Smita, numpang tanya dong, Sabia ngulangnya jadi 2x mengalami TK B atau 2x di TK A? Kebetulan anak gw juga sama nih kasusnya kayak Sabia, and yess gw setuju banget sih lebih baik mengulang di TK – walaupun masih bimbang tak berkesudahan kayak dirimu- & kadang yg bikin gw ragu itu sbenernya bukan dari diri gw sendiri sebagai emak dari si anak (karena deep down inside hopefully gw tau apa yang terbaik buat anak gw), tapi justru tekanan lingkungan (baca: extended family).

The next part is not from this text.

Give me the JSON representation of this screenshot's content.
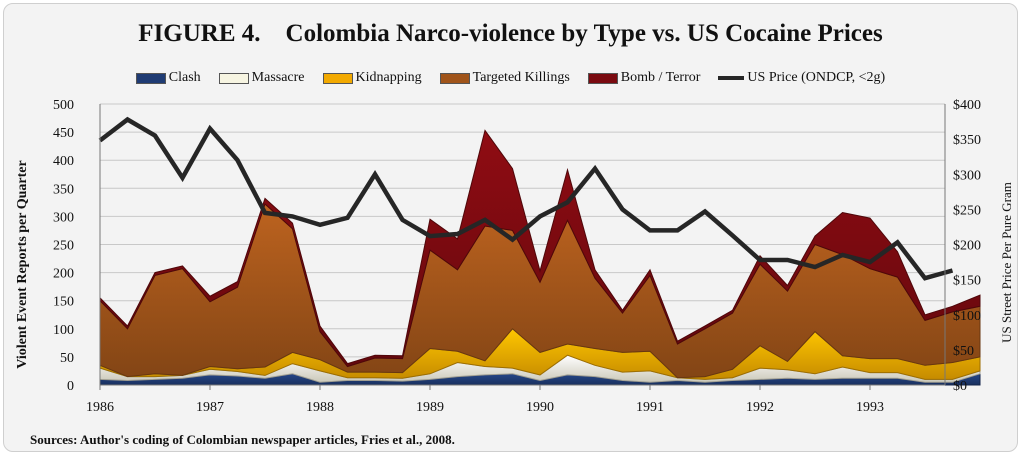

Halo, Adis. Sabia tadinya pas usia 3 tahun 10 bulan kita sempet plot ke TK A, ternyata hanya boleh masuk ke KB. Jadi sekarang dia nggak ngulang apa2 sih, hanya masih TK A. I feel you soal tekanan lingkungan. Makanya aku seneng berbagi gini jadi kerasa kita ngga sendirian. Keep sharing yaaah!

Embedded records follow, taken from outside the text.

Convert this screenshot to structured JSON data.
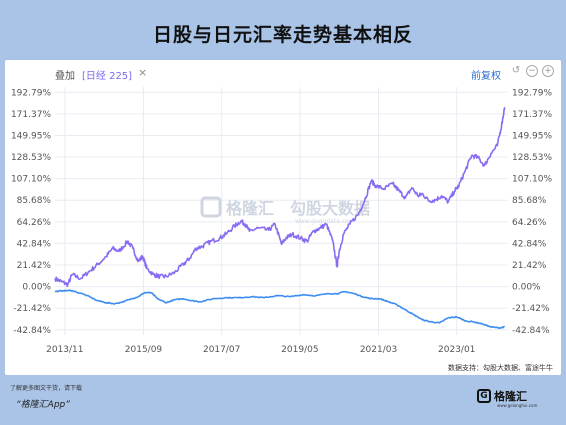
{
  "title": "日股与日元汇率走势基本相反",
  "toolbar": {
    "overlay_label": "叠加",
    "series_tag": "[日经 225]",
    "close_symbol": "×",
    "adjust_label": "前复权",
    "reset_icon": "reset-icon",
    "zoom_out_icon": "zoom-out-icon",
    "zoom_in_icon": "zoom-in-icon"
  },
  "watermark": {
    "brand": "格隆汇",
    "brand2": "勾股大数据",
    "site": "www.gugudata.com"
  },
  "source": "数据支持：勾股大数据、富途牛牛",
  "footer": {
    "line1": "了解更多图文干货，请下载",
    "line2": "“格隆汇App”"
  },
  "logo": {
    "text": "格隆汇",
    "sub": "www.gelonghui.com"
  },
  "colors": {
    "background": "#a9c4e7",
    "nikkei": "#8a6cf2",
    "yen": "#3d8ef0",
    "grid": "#e8ecf2"
  },
  "chart_data": {
    "type": "line",
    "y_tick_labels": [
      "192.79%",
      "171.37%",
      "149.95%",
      "128.53%",
      "107.10%",
      "85.68%",
      "64.26%",
      "42.84%",
      "21.42%",
      "0.00%",
      "-21.42%",
      "-42.84%"
    ],
    "y_ticks": [
      192.79,
      171.37,
      149.95,
      128.53,
      107.1,
      85.68,
      64.26,
      42.84,
      21.42,
      0.0,
      -21.42,
      -42.84
    ],
    "ylim": [
      -48,
      198
    ],
    "xlim": [
      2013.6,
      2024.2
    ],
    "x_ticks": [
      2013.83,
      2015.67,
      2017.5,
      2019.33,
      2021.17,
      2023.0
    ],
    "x_tick_labels": [
      "2013/11",
      "2015/09",
      "2017/07",
      "2019/05",
      "2021/03",
      "2023/01"
    ],
    "grid": true,
    "series": [
      {
        "name": "日经 225",
        "color": "#8a6cf2",
        "x": [
          2013.6,
          2013.75,
          2013.9,
          2014.0,
          2014.2,
          2014.4,
          2014.6,
          2014.8,
          2014.95,
          2015.1,
          2015.3,
          2015.42,
          2015.55,
          2015.65,
          2015.75,
          2015.9,
          2016.05,
          2016.2,
          2016.4,
          2016.6,
          2016.75,
          2016.9,
          2017.05,
          2017.25,
          2017.45,
          2017.6,
          2017.8,
          2017.95,
          2018.05,
          2018.15,
          2018.35,
          2018.6,
          2018.75,
          2018.9,
          2019.0,
          2019.15,
          2019.35,
          2019.5,
          2019.65,
          2019.8,
          2019.95,
          2020.1,
          2020.2,
          2020.25,
          2020.35,
          2020.5,
          2020.7,
          2020.85,
          2021.0,
          2021.1,
          2021.3,
          2021.5,
          2021.65,
          2021.8,
          2021.95,
          2022.1,
          2022.2,
          2022.35,
          2022.5,
          2022.65,
          2022.8,
          2022.95,
          2023.05,
          2023.2,
          2023.35,
          2023.5,
          2023.65,
          2023.8,
          2023.95,
          2024.05,
          2024.12
        ],
        "values": [
          8,
          5,
          2,
          12,
          8,
          15,
          22,
          30,
          38,
          35,
          45,
          38,
          25,
          30,
          18,
          12,
          10,
          10,
          14,
          22,
          28,
          38,
          40,
          45,
          48,
          52,
          60,
          65,
          62,
          55,
          58,
          56,
          62,
          42,
          48,
          52,
          48,
          45,
          55,
          58,
          62,
          45,
          20,
          35,
          52,
          62,
          72,
          86,
          105,
          100,
          97,
          102,
          95,
          88,
          98,
          90,
          92,
          85,
          86,
          90,
          84,
          95,
          100,
          115,
          130,
          128,
          120,
          132,
          140,
          160,
          178
        ]
      },
      {
        "name": "日元汇率",
        "color": "#3d8ef0",
        "x": [
          2013.6,
          2013.8,
          2014.0,
          2014.3,
          2014.6,
          2014.8,
          2015.0,
          2015.2,
          2015.4,
          2015.55,
          2015.7,
          2015.85,
          2016.0,
          2016.2,
          2016.4,
          2016.6,
          2016.8,
          2017.0,
          2017.3,
          2017.6,
          2017.9,
          2018.2,
          2018.5,
          2018.8,
          2019.1,
          2019.4,
          2019.7,
          2020.0,
          2020.2,
          2020.4,
          2020.6,
          2020.8,
          2021.0,
          2021.2,
          2021.4,
          2021.6,
          2021.8,
          2022.0,
          2022.2,
          2022.4,
          2022.6,
          2022.8,
          2023.0,
          2023.2,
          2023.4,
          2023.6,
          2023.8,
          2024.0,
          2024.12
        ],
        "values": [
          -5,
          -4,
          -4,
          -8,
          -14,
          -16,
          -17,
          -15,
          -12,
          -10,
          -6,
          -6,
          -12,
          -16,
          -13,
          -12,
          -14,
          -15,
          -12,
          -11,
          -11,
          -10,
          -11,
          -9,
          -10,
          -8,
          -9,
          -7,
          -7,
          -5,
          -7,
          -10,
          -12,
          -12,
          -15,
          -18,
          -23,
          -28,
          -33,
          -35,
          -36,
          -31,
          -30,
          -34,
          -35,
          -37,
          -40,
          -41,
          -40
        ]
      }
    ]
  }
}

Hai mbak, biasanya aku silent reader tp pengen sharing deh soal ini hehe.
Agak gak nyambung sih, tp aku pengen cerita waktu SMA aku akselerasi dua tahun aja. Dan jujur sampai sekarang masih ada sedikit perasaan menyesal tiap ingat itu. Berasa ada yang kurang aja gitu masa SMA ku. Cuma dua tahun, gak puassss hahaha. Tapi ya udahlah aku berusaha menikmati sisa masa remajaku di kuliah, tp kerasanya semua kerja keras disini sedangkan aku kayaknya jadi satu satunya yang mau santai dan selow. Syedih. Alasan masuk aksel dulu biar bikin bangga, tp kebanggaan itu lama2 gak berharga dibanding sisi psikologis aku yang sedikit luka luka *alah*
Ya begitulah curhat colongan saya hehe. Keep blogging, mbak 🙂
Aaaaw.. terima kasih sharingnya.. Tapi kamu tetep hebat lho karena aksel. Dan aku yakin kamu pasti beneran berprestasi scr akademis. Mungkin keinginan “main2″nya bisa diarahkan ke kegiatan2 yg “lebih fun” sesuai hobi gitu gak? Jadi setidaknya ketika capek kerja keras, kamu tetep bisa hepi.. hihihi..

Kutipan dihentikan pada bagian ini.